The "why be a founder when you can get rich at a FAANG" narrative is a bit too reductive, and misses out that people do these things for a broader range of reasons that EV.
Similarly, I've met technical people who are far stronger than the median FAANG engineer, but would never work there, because they can't self-identify as someone who would take that job. You can just as easily say: "why do you work at save-the-world-little-co for peanuts when you could be making 700k at BigTechCo?"
Sometimes people do these things mostly because that's who they are, or who they see themselves. If you are in a relationship with someone like that, it's part of the package. Totally agree you should have a clear understanding of what that means, going into such a venture.
> half of them were psychologically incapable of staying in a cushy mid-six comp position at a big company, even when they had the chops. It's part of what drove them to do something else.
This is an incredibly good point. I, myself, left BigCo to launch aforementioned startup, and mentally, I was accepting that if went to zero (it did) at least I was spending the prime of my career doing what felt like the most meaningful thing I could be doing. I did not, however, create my recommended operating agreement or get the buy-in of my wife.
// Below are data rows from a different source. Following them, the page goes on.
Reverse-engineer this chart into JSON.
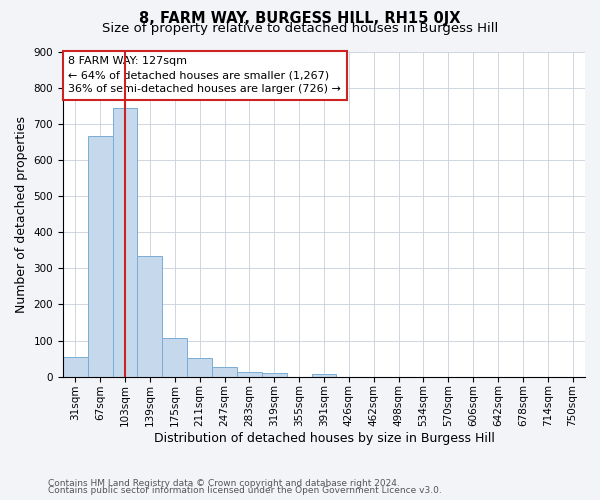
{
  "title": "8, FARM WAY, BURGESS HILL, RH15 0JX",
  "subtitle": "Size of property relative to detached houses in Burgess Hill",
  "xlabel": "Distribution of detached houses by size in Burgess Hill",
  "ylabel": "Number of detached properties",
  "bins": [
    "31sqm",
    "67sqm",
    "103sqm",
    "139sqm",
    "175sqm",
    "211sqm",
    "247sqm",
    "283sqm",
    "319sqm",
    "355sqm",
    "391sqm",
    "426sqm",
    "462sqm",
    "498sqm",
    "534sqm",
    "570sqm",
    "606sqm",
    "642sqm",
    "678sqm",
    "714sqm",
    "750sqm"
  ],
  "bar_heights": [
    55,
    665,
    745,
    335,
    107,
    52,
    27,
    14,
    10,
    0,
    8,
    0,
    0,
    0,
    0,
    0,
    0,
    0,
    0,
    0,
    0
  ],
  "bar_color": "#c5d8ec",
  "bar_edge_color": "#7aadd4",
  "property_bin_index": 2,
  "vline_color": "#cc2222",
  "annotation_box_color": "#cc2222",
  "annotation_line1": "8 FARM WAY: 127sqm",
  "annotation_line2": "← 64% of detached houses are smaller (1,267)",
  "annotation_line3": "36% of semi-detached houses are larger (726) →",
  "ylim": [
    0,
    900
  ],
  "yticks": [
    0,
    100,
    200,
    300,
    400,
    500,
    600,
    700,
    800,
    900
  ],
  "footnote1": "Contains HM Land Registry data © Crown copyright and database right 2024.",
  "footnote2": "Contains public sector information licensed under the Open Government Licence v3.0.",
  "background_color": "#f2f4f8",
  "plot_bg_color": "#ffffff",
  "grid_color": "#c8d0dc",
  "title_fontsize": 10.5,
  "subtitle_fontsize": 9.5,
  "annotation_fontsize": 8,
  "tick_fontsize": 7.5,
  "label_fontsize": 9,
  "footnote_fontsize": 6.5
}
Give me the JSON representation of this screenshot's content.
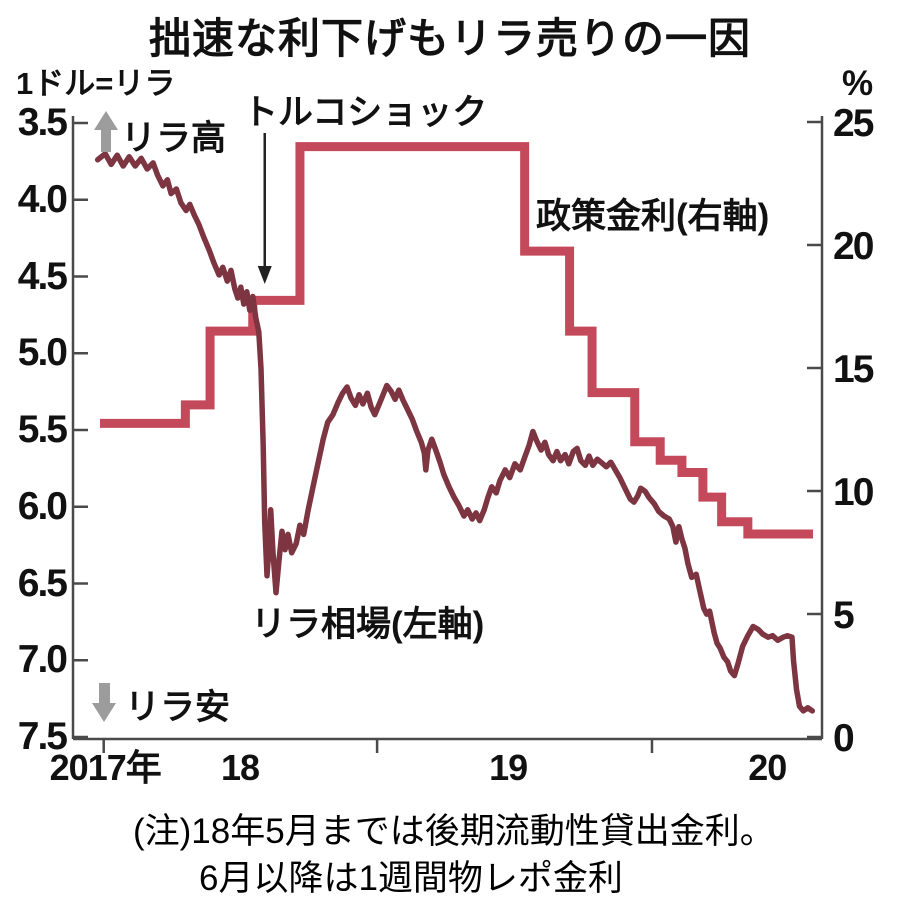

It's common in the US, too. I think that the history is:
"Pulling your leg" means that someone is deceiving you (either playfully or spitefully).
"Pull the other one" means that someone pulled your leg, and you are telling them that you noticed by informing them that you have another leg that can be pulled.
No, no it wouldn't. There are plenty of companies that play fair staying true to their roots. And then there are those that are forced to defend themselves from the cloud vendors. And then there are those that pull shenanigans like Docker & RedHat.
My point was that this particular company and product seems too slight to survive the onslaught of so much VC cash.
I don't disagree, but was there something in this post that suggested their monetization strategy was support and consulting? I do see they are going to be focused on "ethical monetization" but I have no idea what that means.